Cannon may end up after Tuesday's primary with bills due but not a great deal of money. Cannon should be able to take care of that debt, Frandsen added.

As of Thursday, Cannon reported $75,000 in donations received after he had filed his pre-primary financial report with the Federal Election Commission a week ago. That's nearly as much as Chaffetz has raised in his total primary campaign — from the mid-May state GOP convention to the June 24 election.

Federal law requires reporting any late donations of $1,000 or more to the FEC within 48 hours of receipt after that pre-election report has been filed. Chaffetz has raised only $8,000 in late-money contributions, his 48-hour reports show.

Cannon's pre-primary report also showed a bit of a cash squeeze, which the new donations relieve.

Cannon pre-primary disclosure showed only $9,259 in cash on hand — but $132,500 in unpaid bills to vendors, including $88,000 for printing, $17,000 for advertising and $15,000 for polling. Cannon, a millionaire, also reported owing another $138,000 in personal loans to himself from his 2006 campaign.

Campaigns don't have to report new debt from the pre-primary report to election day, but Frandsen said since most entities — like a radio station or printer — require political campaigns to pay upfront for services, "we're not incurring much debt" now.

The $75,000 in late money amounts to about 10 percent of the nearly $728,000 that he has now reported raising this two-year election cycle.

Political action committees provided $67,000 of the late cash. Some of the more interesting donations include $2,500 from the National Beer Wholesalers, $5,000 from SNOWPAC (a leadership PAC formed by Bennett), $2,500 from the Society of Independent Gasoline Marketers and $5,000 from EnergySolutions, a hazardous waste firm with a landfill in Utah's west desert.

Some other large donations from PACs included $5,000 each from AT&T, Marriott International and KPMG Partners.

The new report shows Cannon also received $8,000 in donations from individuals — with $3,000 of that coming from lobbyists.

Meanwhile, Chaffetz's campaign was debt-free, which he has ballyhooed in campaign appearances. When his pre-primary report was filed a week ago, he reported no debts and more than $65,000 in cash on hand.

Since then, he has reported receiving another $8,524 in late cash. The lion's share of it — $5,224 — has come from Team America, a group that opposes illegal aliens.

Including the late money, Chaffetz has reported raising just over $107,000. Chaffetz says he's made a point of running a debt-free campaign. And while Cannon has loaned his campaign hundreds of thousands of dollars in the past, Chaffetz gave his campaign around $10,000 so far. "That is a gift, not a loan, on purpose," Chaffetz recently told the Deseret News. "I refuse to loan my campaign money and then go to lobbyists and ask them so I can line my pockets with their money."

Bennett's last-minute donation to Cannon comes after Bennett and U.S. Sen.
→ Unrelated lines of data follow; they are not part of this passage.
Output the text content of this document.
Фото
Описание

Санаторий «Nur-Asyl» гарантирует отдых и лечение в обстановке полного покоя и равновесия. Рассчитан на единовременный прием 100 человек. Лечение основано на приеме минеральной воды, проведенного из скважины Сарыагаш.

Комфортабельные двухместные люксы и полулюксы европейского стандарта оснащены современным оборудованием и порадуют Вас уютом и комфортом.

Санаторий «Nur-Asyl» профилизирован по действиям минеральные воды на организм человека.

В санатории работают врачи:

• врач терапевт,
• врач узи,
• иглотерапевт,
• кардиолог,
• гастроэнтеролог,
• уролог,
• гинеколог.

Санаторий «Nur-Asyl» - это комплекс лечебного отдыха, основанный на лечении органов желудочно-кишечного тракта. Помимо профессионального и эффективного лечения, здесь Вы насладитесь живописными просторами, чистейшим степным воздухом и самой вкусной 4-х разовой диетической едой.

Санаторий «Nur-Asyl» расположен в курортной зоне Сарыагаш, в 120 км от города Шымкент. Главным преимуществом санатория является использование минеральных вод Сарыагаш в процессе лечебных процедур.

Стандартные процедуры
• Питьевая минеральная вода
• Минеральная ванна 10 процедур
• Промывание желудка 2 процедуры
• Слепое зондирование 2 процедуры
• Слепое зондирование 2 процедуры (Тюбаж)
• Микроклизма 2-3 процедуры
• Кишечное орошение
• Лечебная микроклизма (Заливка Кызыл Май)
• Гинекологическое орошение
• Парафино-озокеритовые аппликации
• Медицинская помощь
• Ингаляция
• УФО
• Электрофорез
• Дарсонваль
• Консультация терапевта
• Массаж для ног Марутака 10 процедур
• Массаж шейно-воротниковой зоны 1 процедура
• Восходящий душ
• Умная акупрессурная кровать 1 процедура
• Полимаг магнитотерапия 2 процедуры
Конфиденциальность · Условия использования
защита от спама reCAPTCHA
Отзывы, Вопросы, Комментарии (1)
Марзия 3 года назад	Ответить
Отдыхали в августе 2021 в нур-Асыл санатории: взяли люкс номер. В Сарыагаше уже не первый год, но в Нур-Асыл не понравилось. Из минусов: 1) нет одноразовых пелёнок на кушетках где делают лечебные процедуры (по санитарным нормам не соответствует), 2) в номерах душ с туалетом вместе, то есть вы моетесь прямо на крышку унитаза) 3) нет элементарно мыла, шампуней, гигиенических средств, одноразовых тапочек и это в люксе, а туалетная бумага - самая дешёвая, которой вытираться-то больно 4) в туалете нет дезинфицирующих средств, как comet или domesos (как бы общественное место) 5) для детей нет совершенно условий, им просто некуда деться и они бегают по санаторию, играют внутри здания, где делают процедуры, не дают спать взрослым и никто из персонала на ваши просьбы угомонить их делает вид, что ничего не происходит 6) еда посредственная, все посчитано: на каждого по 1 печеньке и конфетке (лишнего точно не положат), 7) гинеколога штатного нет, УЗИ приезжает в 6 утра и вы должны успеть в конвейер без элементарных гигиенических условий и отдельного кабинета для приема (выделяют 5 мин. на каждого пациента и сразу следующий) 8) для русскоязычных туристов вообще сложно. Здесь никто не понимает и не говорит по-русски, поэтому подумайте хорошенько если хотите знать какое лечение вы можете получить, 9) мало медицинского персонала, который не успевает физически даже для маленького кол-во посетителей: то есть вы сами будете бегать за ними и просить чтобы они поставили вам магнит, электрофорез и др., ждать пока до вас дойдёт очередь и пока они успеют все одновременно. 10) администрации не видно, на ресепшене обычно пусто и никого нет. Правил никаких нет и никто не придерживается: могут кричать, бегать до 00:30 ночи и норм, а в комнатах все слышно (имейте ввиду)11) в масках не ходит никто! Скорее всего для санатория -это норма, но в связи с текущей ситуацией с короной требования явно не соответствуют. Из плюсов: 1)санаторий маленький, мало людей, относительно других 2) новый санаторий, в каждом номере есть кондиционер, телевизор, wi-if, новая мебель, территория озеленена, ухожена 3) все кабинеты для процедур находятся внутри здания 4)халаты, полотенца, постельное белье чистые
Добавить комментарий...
Orrin Hatch, R-Utah, watched a bit stunned at the Utah Republican State Convention last month. Cannon survived the convention by a mere nine delegate votes, with Chaffetz almost winning the GOP nomination outright and avoiding a primary.

Bennett, who told the Deseret News at that convention he would run again in 2010, said considering the anti-incumbent feeling by some hardcore Republicans, he wondered about winning the GOP U.S. Senate nomination in two years.
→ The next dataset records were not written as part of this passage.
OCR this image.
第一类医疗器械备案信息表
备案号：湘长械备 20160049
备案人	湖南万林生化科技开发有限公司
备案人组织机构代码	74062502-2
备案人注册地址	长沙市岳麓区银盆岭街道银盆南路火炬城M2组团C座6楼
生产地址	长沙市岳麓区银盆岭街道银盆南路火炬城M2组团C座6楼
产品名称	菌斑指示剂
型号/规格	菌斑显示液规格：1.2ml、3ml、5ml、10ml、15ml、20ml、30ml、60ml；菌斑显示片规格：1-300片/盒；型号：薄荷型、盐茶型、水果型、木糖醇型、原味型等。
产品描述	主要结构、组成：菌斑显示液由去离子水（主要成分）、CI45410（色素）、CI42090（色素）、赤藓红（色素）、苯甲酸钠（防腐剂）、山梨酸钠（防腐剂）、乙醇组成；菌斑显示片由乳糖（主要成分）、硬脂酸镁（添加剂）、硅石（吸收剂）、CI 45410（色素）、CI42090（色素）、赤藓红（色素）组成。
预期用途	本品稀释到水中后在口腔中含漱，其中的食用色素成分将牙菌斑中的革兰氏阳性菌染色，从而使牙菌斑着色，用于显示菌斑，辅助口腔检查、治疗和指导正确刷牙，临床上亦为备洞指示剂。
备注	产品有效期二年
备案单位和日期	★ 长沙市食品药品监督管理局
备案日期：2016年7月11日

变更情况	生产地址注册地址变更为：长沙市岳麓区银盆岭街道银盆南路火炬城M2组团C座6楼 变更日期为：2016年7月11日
At a Deseret News editorial meeting several weeks ago, Hatch spoke for more than 10 minutes about how great Cannon is and how Utah Republicans would be crazy to kick him out of office now — after Cannon's years of "effective" work on behalf of 3rd District constituents.

The political action committee run by Hatch, who has not yet announced whether he'll run again in 2012, has also given Cannon $5,000.

Meanwhile, former state Rep. Matt Throckmorton, who challenged Cannon in 2004 and was defeated in the GOP primary, has formally endorsed Cannon. Throckmorton says Cannon has worked hard on the illegal immigration issues (putting Throckmorton on a task force that Cannon organized), adding that Cannon may not be the best speaker in the world, but is doing a good job as a conservative congressman.